Diante do veredicto, o Conselho Federal de Odontologia já anunciou sua intenção de recorrer. Em nota oficial, a entidade declarou que tomará todas as medidas judiciais cabíveis para defender a atuação da Odontologia na área de harmonização orofacial. O CFO expressou surpresa com a decisão, afirmando que, ao longo dos anos, diversas decisões judiciais já haviam validado a resolução em questão.

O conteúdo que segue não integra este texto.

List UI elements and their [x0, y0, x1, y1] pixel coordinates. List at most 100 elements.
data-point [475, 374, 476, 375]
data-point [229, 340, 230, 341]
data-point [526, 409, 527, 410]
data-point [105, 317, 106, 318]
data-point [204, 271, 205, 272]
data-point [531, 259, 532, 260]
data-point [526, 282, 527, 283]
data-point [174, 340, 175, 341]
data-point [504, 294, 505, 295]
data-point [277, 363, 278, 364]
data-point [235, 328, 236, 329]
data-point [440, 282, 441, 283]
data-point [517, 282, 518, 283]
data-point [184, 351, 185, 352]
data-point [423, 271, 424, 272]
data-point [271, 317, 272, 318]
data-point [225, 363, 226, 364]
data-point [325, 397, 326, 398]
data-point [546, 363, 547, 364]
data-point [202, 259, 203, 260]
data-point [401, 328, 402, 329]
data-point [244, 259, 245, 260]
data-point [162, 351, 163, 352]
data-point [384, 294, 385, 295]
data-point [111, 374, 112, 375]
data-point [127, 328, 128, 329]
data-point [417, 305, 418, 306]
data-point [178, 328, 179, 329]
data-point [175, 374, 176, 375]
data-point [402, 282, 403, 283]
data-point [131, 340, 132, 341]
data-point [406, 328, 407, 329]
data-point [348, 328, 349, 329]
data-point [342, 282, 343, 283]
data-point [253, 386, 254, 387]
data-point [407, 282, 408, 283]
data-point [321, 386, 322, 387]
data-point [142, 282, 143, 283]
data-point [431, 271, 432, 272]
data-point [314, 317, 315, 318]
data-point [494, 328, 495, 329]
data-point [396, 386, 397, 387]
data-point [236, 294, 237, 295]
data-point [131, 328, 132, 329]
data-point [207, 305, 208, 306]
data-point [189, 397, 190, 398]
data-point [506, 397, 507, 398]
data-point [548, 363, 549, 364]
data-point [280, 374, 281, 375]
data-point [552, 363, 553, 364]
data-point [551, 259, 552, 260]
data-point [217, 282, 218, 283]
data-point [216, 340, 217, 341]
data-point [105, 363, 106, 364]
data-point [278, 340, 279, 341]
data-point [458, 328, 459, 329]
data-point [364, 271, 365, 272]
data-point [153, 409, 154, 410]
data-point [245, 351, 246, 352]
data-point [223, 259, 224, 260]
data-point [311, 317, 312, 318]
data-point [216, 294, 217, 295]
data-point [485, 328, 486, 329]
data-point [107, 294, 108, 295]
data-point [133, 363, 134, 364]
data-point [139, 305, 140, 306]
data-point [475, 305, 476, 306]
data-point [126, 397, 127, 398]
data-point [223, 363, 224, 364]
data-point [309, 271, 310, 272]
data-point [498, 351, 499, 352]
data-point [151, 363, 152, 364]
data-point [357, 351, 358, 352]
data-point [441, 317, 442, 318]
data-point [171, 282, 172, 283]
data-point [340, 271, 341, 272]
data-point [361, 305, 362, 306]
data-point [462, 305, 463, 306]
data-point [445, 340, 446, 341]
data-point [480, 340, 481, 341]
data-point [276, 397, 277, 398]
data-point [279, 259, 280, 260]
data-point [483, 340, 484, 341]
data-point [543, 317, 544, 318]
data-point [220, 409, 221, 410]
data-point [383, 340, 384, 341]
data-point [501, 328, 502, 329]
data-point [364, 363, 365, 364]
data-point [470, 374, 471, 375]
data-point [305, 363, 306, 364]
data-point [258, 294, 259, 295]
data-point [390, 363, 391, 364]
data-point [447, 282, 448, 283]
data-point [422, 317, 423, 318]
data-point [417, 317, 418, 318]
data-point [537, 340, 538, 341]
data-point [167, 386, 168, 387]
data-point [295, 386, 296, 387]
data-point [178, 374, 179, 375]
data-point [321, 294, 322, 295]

A expectativa do conselho é utilizar os instrumentos legais disponíveis para garantir a segurança jurídica dos profissionais e o reconhecimento da harmonização orofacial como especialidade odontológica.

 

Entidades médicas comemoram: segurança em primeiro lugar

A ação que levou à decisão do TRF-1 contou com a participação ativa de importantes entidades médicas, como o Conselho Regional de Medicina do Estado de São Paulo (Cremesp), o Conselho Federal de Medicina (CFM), a Sociedade Brasileira de Cirurgia Plástica (SBCP), a Associação Médica Brasileira (AMB) e a Sociedade Brasileira de Dermatologia (SBD). Para a SBD, em especial, a decisão representa um marco significativo em um debate que se arrasta há anos. A entidade ressalta que a discussão vai muito além dos limites entre profissões, tocando em pontos cruciais como legalidade, qualificação profissional e, acima de tudo, a segurança dos pacientes. A decisão ainda pode ser objeto de recursos, mas já sinaliza uma nova fase para a regulamentação da harmonização orofacial no país.